The bill would direct the Secretary to: (1) provide confidential feedback reports to PAC providers on their performance with respect to required measures; and (2) arrange for public reporting of PAC provider performance on quality, resource use, and other measures.

The bill would direct the Medicare Payment Advisory Commission (MEDPAC) to: (1) evaluate and recommend to Congress features of PAC payment systems that establish, or a unified PAC payment system that establishes, payment rates according to characteristics of individuals instead of according to the PAC setting where the Medicare beneficiary involved is treated; and (2) recommend to Congress a technical prototype for a PAC prospective payment system.

The bill would direct the Secretary to reduce by 2% the update to the market basket percentage for skilled nursing facilities which do not report assessment and quality data.

The bill would direct the Secretary to study: (1) the effect of individuals' socioeconomic status on quality, resource use, and other measures for individuals under the Medicare program; and (2) the impact on such measures of specified risk factors.

==Congressional Budget Office report==
This summary is based largely on the summary provided by the Congressional Budget Office, a public domain source.

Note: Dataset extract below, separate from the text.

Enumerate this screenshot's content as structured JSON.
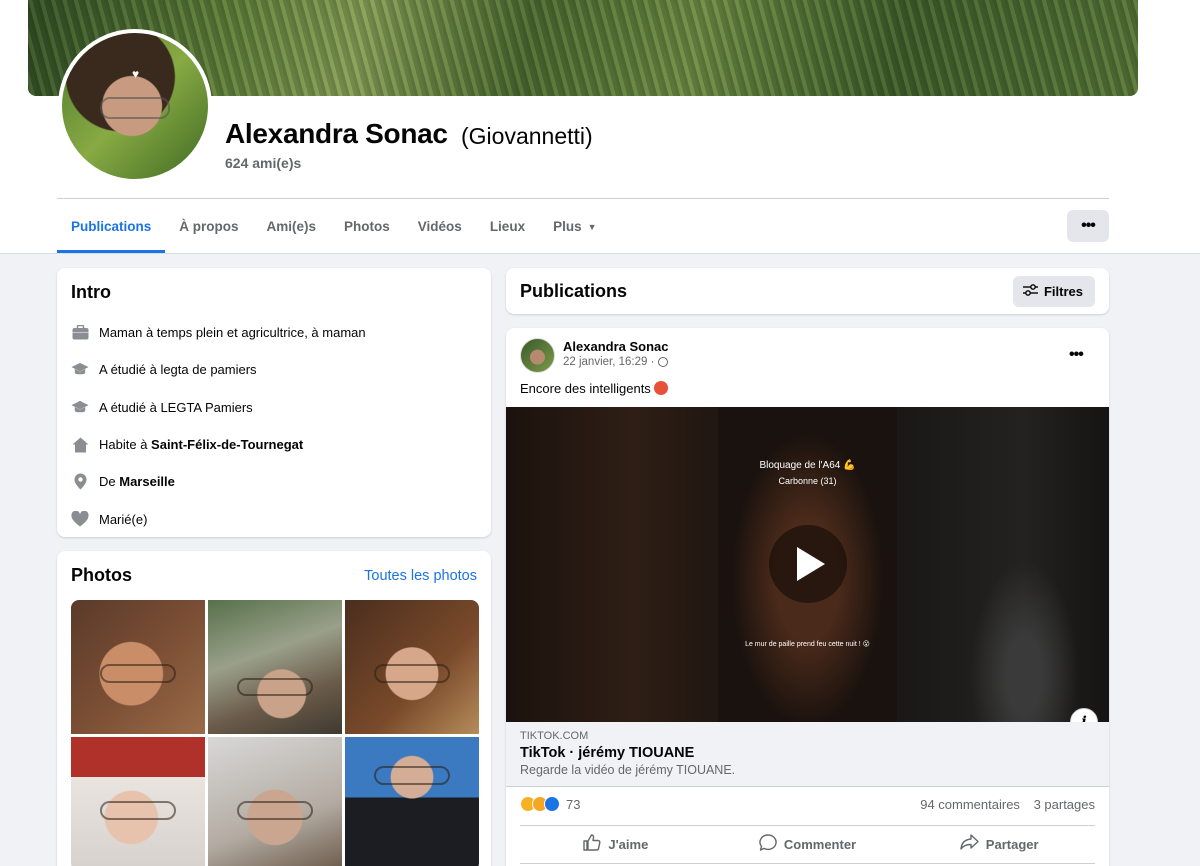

The legislation would increase direct spending by appropriating $222 million over the 2015-2024 period for activities related to survey and certification requirements for hospices and for the development and use of standardized assessment and quality data for post-acute services furnished to Medicare beneficiaries. The legislation would authorize the Secretary of Health and Human Services to spend $195 million in 2020 or subsequent years to increase payment rates for services furnished in the fee-for-service sector.

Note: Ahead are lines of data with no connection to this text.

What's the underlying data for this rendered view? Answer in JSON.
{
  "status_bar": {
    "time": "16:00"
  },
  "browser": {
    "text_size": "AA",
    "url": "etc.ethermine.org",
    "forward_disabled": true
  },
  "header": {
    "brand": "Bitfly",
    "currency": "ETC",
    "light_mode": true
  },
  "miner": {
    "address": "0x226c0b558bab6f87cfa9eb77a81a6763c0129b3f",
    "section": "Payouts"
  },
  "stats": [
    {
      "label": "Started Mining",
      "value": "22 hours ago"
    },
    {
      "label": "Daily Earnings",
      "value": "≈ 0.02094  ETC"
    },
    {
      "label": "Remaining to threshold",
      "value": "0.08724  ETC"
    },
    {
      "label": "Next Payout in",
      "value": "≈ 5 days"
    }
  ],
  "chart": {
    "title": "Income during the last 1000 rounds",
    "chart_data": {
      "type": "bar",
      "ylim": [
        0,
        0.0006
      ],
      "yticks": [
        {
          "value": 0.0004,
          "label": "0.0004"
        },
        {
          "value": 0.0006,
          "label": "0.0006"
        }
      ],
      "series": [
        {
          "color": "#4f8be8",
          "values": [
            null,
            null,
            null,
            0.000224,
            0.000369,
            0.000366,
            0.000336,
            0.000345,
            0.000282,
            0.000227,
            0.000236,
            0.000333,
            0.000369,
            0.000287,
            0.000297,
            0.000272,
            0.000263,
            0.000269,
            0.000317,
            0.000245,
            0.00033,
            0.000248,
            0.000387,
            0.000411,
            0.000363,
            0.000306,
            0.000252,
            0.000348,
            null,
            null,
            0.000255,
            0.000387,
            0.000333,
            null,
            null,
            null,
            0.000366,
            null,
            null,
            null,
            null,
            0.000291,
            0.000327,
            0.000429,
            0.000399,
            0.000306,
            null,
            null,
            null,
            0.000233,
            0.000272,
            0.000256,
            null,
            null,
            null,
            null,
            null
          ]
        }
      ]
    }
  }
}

The legislation also would reduce direct spending by reducing Medicare's payment rates for services furnished by skilled nursing facilities that do not report assessment and quality data and by reducing the caps on payments for beneficiaries receiving hospice services.

==Procedural history==
The Improving Medicare Post-Acute Care Transformation Act of 2014 was introduced into the United States House of Representatives on June 26, 2014, by Rep. Dave Camp (R, MI-4). The bill was referred to the United States House Committee on Ways and Means and the United States House Committee on Energy and Commerce. On September 16, 2014, the House voted to pass the bill in a voice vote.

==Debate and discussion==
A bipartisan, bicameral draft of the bill was first released on March 18, 2014, when legislators sought comment from stakeholders and "experts within the health care community to further improve the legislative draft." The bill's sponsors said that "the resounding theme across the more than 70 letters received was the need for standardized post-acute assessment data across Medicare PAC provider settings."